Crawling Out from Under

I am still here. Still alive. I’ve just been struggling with depression a lot lately.

For a little while it seemed like I might be able to go off my depression meds. They weren’t helping that much and I thought maybe if I treated the fibro, that would be enough. Only the medicine change to treat the fibro didn’t work, and then I went off my depression meds, too. I kept trying to fight my low mood, because I didn’t want to accept that I needed to go back on meds. I’ve been on medication my entire life, literally, and I get so tired of it always hanging over me. The problems and the side effects and all of that.

Then something happened at the beginning of the week that sent me into a meltdown and I had no choice but to accept it. I’m on a new medication now, one that’s supposed to treat both fibro and depression, and I’m stabilizing somewhat. 

I hope to get back to AH next week. For the weekend I’ll be closing the inbox, and reopening once I get it cleared out. As well, I have an idea for April this year, that I’ll be sharing soon, so stay tuned.

Sep 7

Not Dead Yet

I am, in fact, alive. And I’m finally, slowly, beginning to recover.

Back in April I was hit very suddenly by a depression, and a damn bad one, too. So bad that I found myself crawling back into bed and sleeping for hours on end. Medication helped, but slowly, and in the meantime I was going through a pretty stressful situation.

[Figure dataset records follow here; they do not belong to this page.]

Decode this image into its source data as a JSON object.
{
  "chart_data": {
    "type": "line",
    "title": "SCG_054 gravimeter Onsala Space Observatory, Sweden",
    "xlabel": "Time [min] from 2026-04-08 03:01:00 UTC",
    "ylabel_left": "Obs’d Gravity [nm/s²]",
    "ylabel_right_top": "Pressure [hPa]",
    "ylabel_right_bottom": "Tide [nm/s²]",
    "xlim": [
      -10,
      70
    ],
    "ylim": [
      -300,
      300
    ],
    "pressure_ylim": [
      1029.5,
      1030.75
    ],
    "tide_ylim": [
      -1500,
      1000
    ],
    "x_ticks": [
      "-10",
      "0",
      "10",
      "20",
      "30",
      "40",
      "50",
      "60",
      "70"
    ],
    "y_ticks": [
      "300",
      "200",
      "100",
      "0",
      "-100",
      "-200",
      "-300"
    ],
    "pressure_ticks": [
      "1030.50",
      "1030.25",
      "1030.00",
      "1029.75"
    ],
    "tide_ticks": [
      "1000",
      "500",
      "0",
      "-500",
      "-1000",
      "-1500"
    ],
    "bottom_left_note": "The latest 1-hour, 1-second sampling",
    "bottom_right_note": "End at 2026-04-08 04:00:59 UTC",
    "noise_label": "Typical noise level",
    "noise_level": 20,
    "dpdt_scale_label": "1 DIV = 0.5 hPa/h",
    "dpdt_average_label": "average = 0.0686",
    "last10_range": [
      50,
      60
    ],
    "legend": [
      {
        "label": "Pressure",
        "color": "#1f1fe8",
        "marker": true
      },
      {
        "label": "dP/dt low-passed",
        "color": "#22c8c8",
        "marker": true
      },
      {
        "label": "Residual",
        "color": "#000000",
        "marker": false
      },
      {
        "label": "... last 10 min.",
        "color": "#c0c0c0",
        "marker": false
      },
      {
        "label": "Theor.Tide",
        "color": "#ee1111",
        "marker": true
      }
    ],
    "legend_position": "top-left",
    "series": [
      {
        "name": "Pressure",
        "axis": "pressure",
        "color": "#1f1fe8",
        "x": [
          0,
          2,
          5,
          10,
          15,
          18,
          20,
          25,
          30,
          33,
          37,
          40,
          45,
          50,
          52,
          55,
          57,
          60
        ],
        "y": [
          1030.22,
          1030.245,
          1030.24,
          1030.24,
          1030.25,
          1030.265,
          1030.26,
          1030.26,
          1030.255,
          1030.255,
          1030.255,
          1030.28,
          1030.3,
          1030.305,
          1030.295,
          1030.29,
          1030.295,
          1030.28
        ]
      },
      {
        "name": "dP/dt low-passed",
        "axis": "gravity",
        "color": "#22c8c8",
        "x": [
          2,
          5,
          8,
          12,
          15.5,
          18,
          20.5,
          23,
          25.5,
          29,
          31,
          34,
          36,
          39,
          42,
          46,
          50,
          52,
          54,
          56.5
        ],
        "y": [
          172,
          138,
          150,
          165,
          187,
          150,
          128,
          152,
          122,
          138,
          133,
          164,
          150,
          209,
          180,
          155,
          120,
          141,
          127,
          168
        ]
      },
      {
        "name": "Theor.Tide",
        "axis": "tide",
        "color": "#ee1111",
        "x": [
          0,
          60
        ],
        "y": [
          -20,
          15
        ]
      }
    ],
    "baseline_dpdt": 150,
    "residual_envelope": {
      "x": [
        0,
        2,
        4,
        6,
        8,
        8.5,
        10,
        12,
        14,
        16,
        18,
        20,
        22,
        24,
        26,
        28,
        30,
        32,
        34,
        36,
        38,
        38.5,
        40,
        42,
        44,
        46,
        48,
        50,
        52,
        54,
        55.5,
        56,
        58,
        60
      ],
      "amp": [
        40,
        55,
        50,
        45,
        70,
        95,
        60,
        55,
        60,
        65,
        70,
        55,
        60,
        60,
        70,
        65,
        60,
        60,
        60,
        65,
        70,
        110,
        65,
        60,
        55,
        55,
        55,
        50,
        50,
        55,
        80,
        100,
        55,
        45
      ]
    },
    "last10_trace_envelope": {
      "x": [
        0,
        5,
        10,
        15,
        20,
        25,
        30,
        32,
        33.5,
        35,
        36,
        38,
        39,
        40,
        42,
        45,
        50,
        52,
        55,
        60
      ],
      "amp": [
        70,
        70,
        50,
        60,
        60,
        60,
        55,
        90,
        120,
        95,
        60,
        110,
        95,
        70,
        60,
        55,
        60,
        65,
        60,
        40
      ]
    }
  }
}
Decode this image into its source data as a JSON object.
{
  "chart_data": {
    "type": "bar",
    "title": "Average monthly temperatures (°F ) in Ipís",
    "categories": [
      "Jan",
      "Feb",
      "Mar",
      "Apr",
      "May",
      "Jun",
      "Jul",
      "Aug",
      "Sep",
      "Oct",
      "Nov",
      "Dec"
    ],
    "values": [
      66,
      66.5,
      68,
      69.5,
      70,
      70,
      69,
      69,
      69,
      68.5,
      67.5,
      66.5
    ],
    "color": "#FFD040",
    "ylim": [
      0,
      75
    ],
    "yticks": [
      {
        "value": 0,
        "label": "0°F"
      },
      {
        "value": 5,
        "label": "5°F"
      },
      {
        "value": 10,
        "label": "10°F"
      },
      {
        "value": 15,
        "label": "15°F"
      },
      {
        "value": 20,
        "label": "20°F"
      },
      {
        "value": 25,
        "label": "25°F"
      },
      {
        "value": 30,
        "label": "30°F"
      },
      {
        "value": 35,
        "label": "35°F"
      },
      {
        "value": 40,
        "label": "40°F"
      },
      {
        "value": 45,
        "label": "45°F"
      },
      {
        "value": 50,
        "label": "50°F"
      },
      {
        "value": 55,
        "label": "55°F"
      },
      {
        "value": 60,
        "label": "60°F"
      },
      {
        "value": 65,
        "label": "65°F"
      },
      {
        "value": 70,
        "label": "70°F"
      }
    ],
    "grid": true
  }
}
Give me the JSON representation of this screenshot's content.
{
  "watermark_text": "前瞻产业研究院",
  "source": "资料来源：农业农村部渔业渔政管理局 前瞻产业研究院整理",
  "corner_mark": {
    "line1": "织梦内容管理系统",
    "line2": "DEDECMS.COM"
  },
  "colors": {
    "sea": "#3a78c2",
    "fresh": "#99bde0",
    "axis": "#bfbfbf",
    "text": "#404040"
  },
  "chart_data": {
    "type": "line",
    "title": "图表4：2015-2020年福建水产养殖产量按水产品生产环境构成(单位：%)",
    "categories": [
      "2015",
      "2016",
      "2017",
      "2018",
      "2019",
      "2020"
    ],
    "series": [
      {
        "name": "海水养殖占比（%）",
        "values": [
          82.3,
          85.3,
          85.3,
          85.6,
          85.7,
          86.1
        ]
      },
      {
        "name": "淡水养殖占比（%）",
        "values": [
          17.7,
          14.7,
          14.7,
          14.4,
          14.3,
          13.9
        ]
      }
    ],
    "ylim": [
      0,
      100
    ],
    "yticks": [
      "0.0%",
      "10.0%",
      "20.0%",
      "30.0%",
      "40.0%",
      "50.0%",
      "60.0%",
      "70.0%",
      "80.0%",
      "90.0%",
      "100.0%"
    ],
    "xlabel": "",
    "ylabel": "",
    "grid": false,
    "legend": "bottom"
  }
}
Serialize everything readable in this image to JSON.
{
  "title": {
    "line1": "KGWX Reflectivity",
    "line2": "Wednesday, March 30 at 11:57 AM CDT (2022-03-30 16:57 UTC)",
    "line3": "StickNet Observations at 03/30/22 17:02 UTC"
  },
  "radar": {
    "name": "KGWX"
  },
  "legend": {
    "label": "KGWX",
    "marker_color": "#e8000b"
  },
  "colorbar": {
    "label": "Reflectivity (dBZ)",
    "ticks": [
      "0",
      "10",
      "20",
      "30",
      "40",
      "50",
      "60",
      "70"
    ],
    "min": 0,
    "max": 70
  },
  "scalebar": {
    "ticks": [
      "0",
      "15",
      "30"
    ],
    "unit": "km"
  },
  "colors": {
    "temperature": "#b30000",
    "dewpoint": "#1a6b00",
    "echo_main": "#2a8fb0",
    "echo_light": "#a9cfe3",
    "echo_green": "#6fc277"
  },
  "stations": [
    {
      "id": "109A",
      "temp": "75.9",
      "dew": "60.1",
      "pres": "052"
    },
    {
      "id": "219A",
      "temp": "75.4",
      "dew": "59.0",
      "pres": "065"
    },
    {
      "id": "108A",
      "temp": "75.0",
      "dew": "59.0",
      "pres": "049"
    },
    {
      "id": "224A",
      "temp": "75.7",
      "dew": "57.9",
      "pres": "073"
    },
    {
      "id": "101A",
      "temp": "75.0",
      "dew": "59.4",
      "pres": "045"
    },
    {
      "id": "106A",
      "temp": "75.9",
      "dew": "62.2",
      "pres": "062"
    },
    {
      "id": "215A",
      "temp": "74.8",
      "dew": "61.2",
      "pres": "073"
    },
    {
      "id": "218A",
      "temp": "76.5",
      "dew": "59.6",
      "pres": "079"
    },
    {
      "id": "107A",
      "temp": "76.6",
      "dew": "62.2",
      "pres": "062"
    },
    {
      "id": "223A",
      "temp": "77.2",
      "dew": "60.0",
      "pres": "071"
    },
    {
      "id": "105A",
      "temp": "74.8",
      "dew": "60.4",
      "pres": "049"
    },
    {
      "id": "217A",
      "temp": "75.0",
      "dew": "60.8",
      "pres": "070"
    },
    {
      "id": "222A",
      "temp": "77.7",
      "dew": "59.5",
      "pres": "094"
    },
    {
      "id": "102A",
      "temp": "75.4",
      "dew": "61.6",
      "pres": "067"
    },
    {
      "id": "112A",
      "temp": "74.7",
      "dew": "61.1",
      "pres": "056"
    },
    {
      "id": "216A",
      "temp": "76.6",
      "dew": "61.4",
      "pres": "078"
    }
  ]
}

Just when I was getting on my feet again, I was hit with a diagnosis of fibromyalgia. I’m still coming to terms with this and learning to deal with it, but in the grand scheme of things I’m feeling much better and I have more good days than bad now. My stress levels are still somewhat high, and I’ll be fairly busy at times, but things have cleared up enough for me to reopen AH.

Starting Monday, I’ll be opening the inbox again. However, instead of keeping it open constantly, I’ll close it once it builds up to a certain point to give myself time to answer without more coming in. I’ll also go back to posting submissions, so feel free to send any Hedgehogs you might have.